The gradient in the B 1 field of the 19 F-CRP leads to a gradual decline in 19F MR signal with increasing distance from the probe head. This results in reduced signal in ventral regions. Studies of the EAE model are, in general, more focused on imaging of the CNS, and less so on imaging of the superficial lymph nodes. When imaging of the lymph nodes in the ventral regions is necessary, one could consider measuring the mouse brain in the supine and prone positions, in order to ensure coverage of the dorsal sides comprising the whole brain as well as ventral sides to include the draining lymph nodes. Other possible workarounds include adding an anterior 19F RT RF coil to the mouse bed or combining 19F images from RT and CRP. These approaches could help to overcome this inherent limitation of the 19 F-CRP, while still utilizing its superior SNR. While the spatial dependency poses a constraint for studies investigating the involvement of the draining lymph nodes, the translational applications of the 19 F-CRP are not limited to EAE. The 19 F-CRP will also be useful for studying brain inflammation in animal models of tumour growth (especially those tumours implanted in the cortex or striatum), and studies on the middle cerebral artery occlusion model of stroke. Inflammation in these preclinical models could readily be imaged, since the focus of pathology in these models is located in regions where the 19 F-CRP clearly outperforms the 19 F/1 H RT-coil.

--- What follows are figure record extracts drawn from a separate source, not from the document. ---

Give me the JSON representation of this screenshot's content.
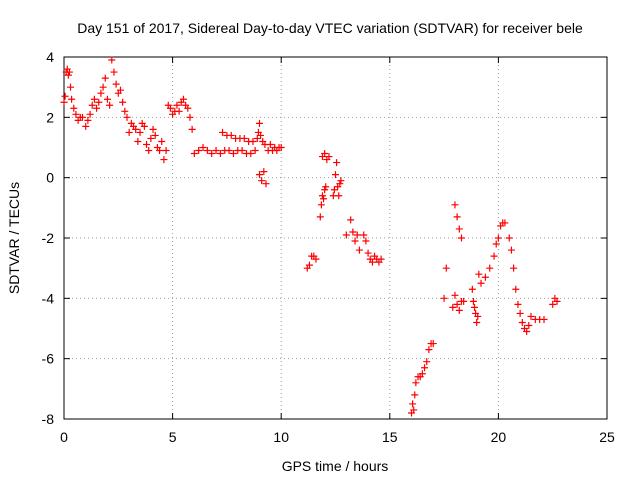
{
  "chart_data": {
    "type": "scatter",
    "title": "Day 151 of 2017, Sidereal Day-to-day VTEC variation (SDTVAR) for receiver bele",
    "xlabel": "GPS time / hours",
    "ylabel": "SDTVAR / TECUs",
    "xlim": [
      0,
      25
    ],
    "ylim": [
      -8,
      4
    ],
    "x_ticks": [
      0,
      5,
      10,
      15,
      20,
      25
    ],
    "y_ticks": [
      -8,
      -6,
      -4,
      -2,
      0,
      2,
      4
    ],
    "x_tick_labels": [
      "0",
      "5",
      "10",
      "15",
      "20",
      "25"
    ],
    "y_tick_labels": [
      "-8",
      "-6",
      "-4",
      "-2",
      "0",
      "2",
      "4"
    ],
    "grid": true,
    "marker": "+",
    "color": "#ff0000",
    "series": [
      {
        "name": "SDTVAR",
        "x": [
          0.0,
          0.05,
          0.1,
          0.15,
          0.2,
          0.25,
          0.3,
          0.35,
          0.45,
          0.55,
          0.65,
          0.75,
          0.85,
          1.0,
          1.1,
          1.2,
          1.3,
          1.4,
          1.5,
          1.6,
          1.7,
          1.8,
          1.9,
          2.0,
          2.1,
          2.2,
          2.3,
          2.4,
          2.5,
          2.6,
          2.7,
          2.8,
          2.9,
          3.0,
          3.1,
          3.2,
          3.3,
          3.4,
          3.5,
          3.6,
          3.7,
          3.8,
          3.9,
          4.0,
          4.1,
          4.2,
          4.3,
          4.4,
          4.5,
          4.6,
          4.7,
          4.8,
          4.9,
          5.0,
          5.1,
          5.2,
          5.3,
          5.4,
          5.5,
          5.6,
          5.7,
          5.8,
          5.9,
          6.0,
          6.2,
          6.4,
          6.6,
          6.8,
          7.0,
          7.2,
          7.4,
          7.6,
          7.8,
          8.0,
          8.2,
          8.4,
          8.6,
          8.8,
          9.0,
          9.1,
          9.2,
          9.3,
          9.4,
          9.5,
          9.6,
          9.7,
          9.8,
          9.9,
          10.0,
          7.3,
          7.5,
          7.7,
          7.9,
          8.1,
          8.3,
          8.5,
          8.7,
          8.9,
          9.0,
          8.95,
          9.05,
          9.15,
          9.25,
          11.2,
          11.3,
          11.4,
          11.5,
          11.6,
          11.9,
          12.0,
          12.1,
          12.2,
          11.8,
          11.85,
          11.9,
          11.95,
          12.0,
          12.05,
          12.4,
          12.45,
          12.5,
          12.55,
          12.6,
          12.65,
          12.7,
          12.75,
          13.0,
          13.2,
          13.3,
          13.4,
          13.5,
          13.6,
          13.8,
          13.9,
          14.0,
          14.1,
          14.2,
          14.3,
          14.4,
          14.5,
          14.6,
          16.0,
          16.05,
          16.1,
          16.15,
          16.2,
          16.3,
          16.4,
          16.5,
          16.6,
          16.7,
          16.8,
          16.9,
          17.0,
          17.5,
          17.6,
          17.9,
          18.0,
          18.1,
          18.2,
          18.3,
          18.4,
          18.0,
          18.1,
          18.2,
          18.3,
          18.8,
          18.85,
          18.9,
          18.95,
          19.0,
          19.05,
          19.1,
          19.2,
          19.4,
          19.6,
          19.8,
          19.9,
          20.0,
          20.1,
          20.2,
          20.3,
          20.5,
          20.6,
          20.7,
          20.8,
          20.9,
          21.0,
          21.1,
          21.2,
          21.3,
          21.4,
          21.5,
          21.7,
          21.9,
          22.1,
          22.5,
          22.6,
          22.7
        ],
        "y": [
          2.5,
          2.7,
          3.5,
          3.6,
          3.4,
          3.5,
          3.0,
          2.6,
          2.3,
          2.1,
          1.9,
          2.0,
          2.0,
          1.7,
          1.9,
          2.1,
          2.4,
          2.6,
          2.3,
          2.5,
          2.8,
          3.0,
          3.3,
          2.6,
          2.4,
          3.9,
          3.5,
          3.1,
          2.8,
          2.9,
          2.5,
          2.2,
          2.0,
          1.5,
          1.8,
          1.7,
          1.6,
          1.2,
          1.5,
          1.8,
          1.7,
          1.1,
          0.9,
          1.3,
          1.6,
          1.4,
          1.0,
          0.9,
          1.2,
          0.6,
          0.9,
          2.4,
          2.3,
          2.1,
          2.2,
          2.4,
          2.2,
          2.5,
          2.6,
          2.4,
          2.3,
          2.0,
          1.6,
          0.8,
          0.9,
          1.0,
          0.9,
          0.8,
          0.9,
          0.8,
          0.9,
          0.9,
          0.8,
          0.9,
          0.9,
          0.8,
          0.8,
          0.9,
          0.1,
          -0.1,
          0.2,
          -0.2,
          0.9,
          1.1,
          0.9,
          1.0,
          0.9,
          1.0,
          1.0,
          1.5,
          1.4,
          1.4,
          1.3,
          1.3,
          1.3,
          1.2,
          1.2,
          1.3,
          1.8,
          1.5,
          1.4,
          1.2,
          1.1,
          -3.0,
          -2.9,
          -2.6,
          -2.6,
          -2.7,
          0.7,
          0.8,
          0.6,
          0.7,
          -1.3,
          -0.9,
          -0.6,
          -0.7,
          -0.4,
          -0.3,
          -0.6,
          -0.4,
          0.1,
          0.5,
          -0.3,
          -0.6,
          -0.2,
          -0.1,
          -1.9,
          -1.4,
          -1.8,
          -2.1,
          -1.9,
          -2.4,
          -1.9,
          -2.1,
          -2.5,
          -2.7,
          -2.8,
          -2.6,
          -2.7,
          -2.8,
          -2.7,
          -7.8,
          -7.5,
          -7.7,
          -7.2,
          -6.8,
          -6.6,
          -6.6,
          -6.5,
          -6.3,
          -6.1,
          -5.7,
          -5.5,
          -5.5,
          -4.0,
          -3.0,
          -4.3,
          -3.9,
          -4.2,
          -4.4,
          -4.1,
          -4.1,
          -0.9,
          -1.3,
          -1.7,
          -2.0,
          -3.7,
          -4.1,
          -4.3,
          -4.5,
          -4.8,
          -4.6,
          -3.2,
          -3.5,
          -3.3,
          -3.0,
          -2.6,
          -2.2,
          -2.0,
          -1.6,
          -1.5,
          -1.5,
          -2.0,
          -2.4,
          -3.0,
          -3.7,
          -4.2,
          -4.5,
          -4.8,
          -5.0,
          -5.1,
          -4.9,
          -4.6,
          -4.7,
          -4.7,
          -4.7,
          -4.2,
          -4.0,
          -4.1
        ]
      }
    ]
  }
}
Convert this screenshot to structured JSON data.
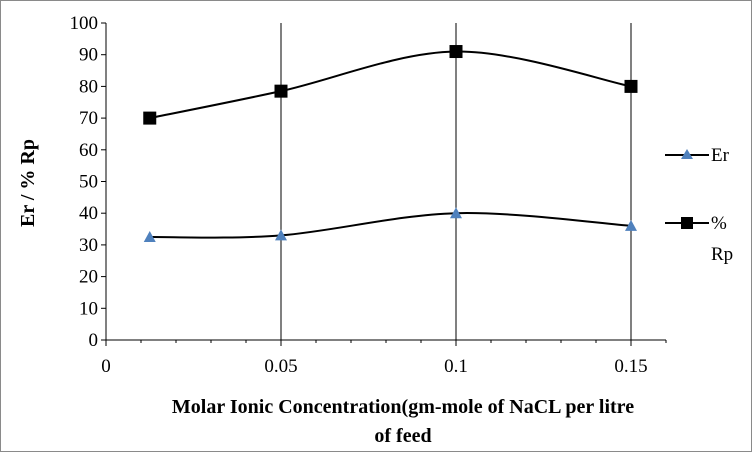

In vivo 19F MRI studies require acquisition of anatomical 1H MR images within a reasonable time frame. A dual-tunable RF probe would be most ideal, in order to avoid inaccurate co-registration of both signals52. Despite the clear improvement in SNR of the 19 F-CRP, the quadrature design prohibits the presence of a dual resonant MR signal that would be needed for anatomical 1H MRI. Furthermore conventional 1H RF resonators cannot be used in combination with the 19 F-CRP due to coupling between both RF coils. To avoid this, the 19 F-CRP would need to be removed while the in vivo 1H images are acquired. This would cause changes in the alignment of the mouse within the scanner during in vivo measurements that are serious enough to constitute a major hindrance. Even with the use of reference markers, any slight shift in the position of the markers with respect to the mouse during the procedure will result in an incorrect registration between 19F and 1H images. The current procedure of registering the 19F images of the CRP with those of the RT RF coil is complicated and time consuming, requires sufficient SNR and is an impediment for in vivo experiments. A proposed solution to this limitation could be to construct an anterior 1H RT RF coil, specifically designed to be added to the mouse bed while the 19 F-CRP remains installed, in order to provide anatomical guidance. A dual-tunable 1H/19F RT RF coil would also take into account the above approach (implementation of a 19F RF-coil below the mouse head).

This study presents the first demonstration of the performance of a quadrature 19 F-CRP tailored for small rodents, showing superior SNR and 19F MR image quality. The logical extension of this work will be to translate these results into in vivo studies, such as those studying pathological changes during neuroinflammatory disease. While the results of the current study are highly encouraging, a challenging road still lies ahead for the application of the 19 F-CRP in in vivo studies. Previous studies using 19F MR have been seriously hampered by the low SNR, and compensating for this limitation by using low spatial resolution has generally yielded images with rather poor definition, and therefore limited scientific utility. The current study aims to improve this situation, bringing 19F MR imaging a step closer to the objective of ‘microscopic MRI’. Our results showed a remarkable SNR and detail of neuroinflammation, compared to conventional 19F MRI, heralding a bright potential for the application of 19 F-CRP for non-invasive MRI in vivo.